I was amazed at the difference.

The MCACC system didn't manage to get one speaker within 5dB of 75db and there was a range of 3dB in the actual levels. I did not have time to perform a full RTA on the system but I strongly suspect that the MCACC levels would be wel out. I will do this test next week though.

The other thing that automated systems can't do is physically move a speaker to flatten the frequency response. Again using my equipment I can analyse the characteristics of the entire room using up to 4 mics and then combine receiver corrections, good speaker placement and treatment to maximise my system.

I don't know how much an in built "calibration" tool adds to the cost of a receiver nor do I know how much a decent spec RTA system costs (I know mine cost more than £3500) but I do know how much of a difference a proper calibration can make.

There is no doubt that the built in systems are better than nothing (and note that my receiver is getting on for four years old now) but unless you move / change your equipment often the best value would always come from having a professional come in to properly calibrate your system. For £250 the improvements can be stunning - far better than can be acheived by any combination of internal processing and esoteric accessories!
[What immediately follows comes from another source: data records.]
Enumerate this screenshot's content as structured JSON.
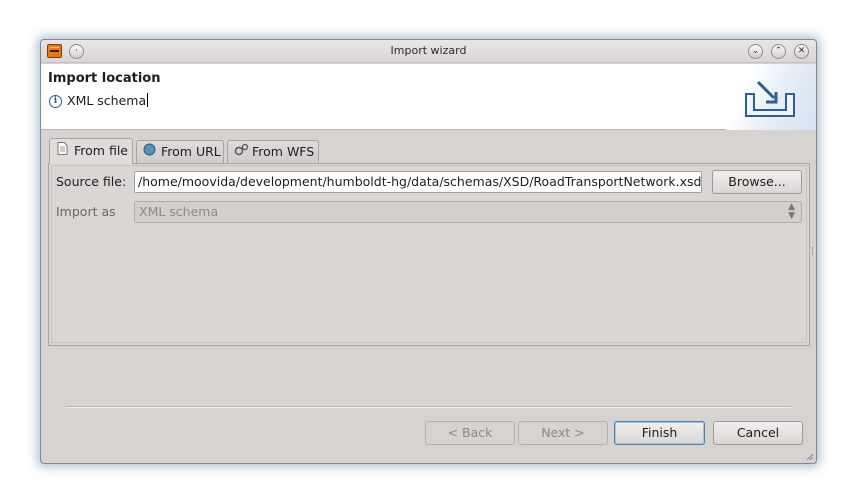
{
  "window": {
    "title": "Import wizard",
    "controls": {
      "minimize": "⌄",
      "maximize": "⌃",
      "close": "✕",
      "menu": "·"
    }
  },
  "header": {
    "title": "Import location",
    "message": "XML schema"
  },
  "tabs": [
    {
      "label": "From file",
      "icon": "file-icon",
      "active": true
    },
    {
      "label": "From URL",
      "icon": "globe-icon",
      "active": false
    },
    {
      "label": "From WFS",
      "icon": "gears-icon",
      "active": false
    }
  ],
  "form": {
    "source_label": "Source file:",
    "source_value": "/home/moovida/development/humboldt-hg/data/schemas/XSD/RoadTransportNetwork.xsd",
    "browse_label": "Browse...",
    "import_as_label": "Import as",
    "import_as_value": "XML schema"
  },
  "footer": {
    "back_label": "< Back",
    "next_label": "Next >",
    "finish_label": "Finish",
    "cancel_label": "Cancel"
  },
  "colors": {
    "window_bg": "#d6d3d1",
    "header_bg": "#ffffff",
    "accent": "#4f7eb0",
    "glow": "#5078a0"
  }
}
I find this to be a very interesting subject and look forward to hearing what others have to say.

Neil

Sorry to crash the thread, but where would I find a specialist to professionally calibrate my system?
 

DMT

Novice Member
Sorry to crash the thread, but where would I find a specialist to professionally calibrate my system?

I don't think you are crashing the thread as it is over a year old!:cool:
 

Piers

Active Member
I missed this thread first time round so thanks for having resurrected it. Things have moved on substantially in the past year and Audyssey systems (both in-built to some receivers and stand-alone) have improved dramatically. What hasn't changed is the need for the skills of those properly trained to optimise audio.

Audyssey can make huge improvements to sound. Applying HAA techniques without Audyssey can be even more effective. Combine both and results can be stunning.

Rule 7 prevents me from saying any more.
 

Sluggster

Active Member
My Yamaha 4600 seems to do a good basic job of set up. However it does not do a very good job with my sub-woofer, it's far too quiet. The sound I get is not really 'surround', the bias is to the front 3 speakers and you don't feel as if your in a bubble of sound. my older Sony was not as hi-fi but when I had it set up perfectly it did sound as if I was in a bubble of sound.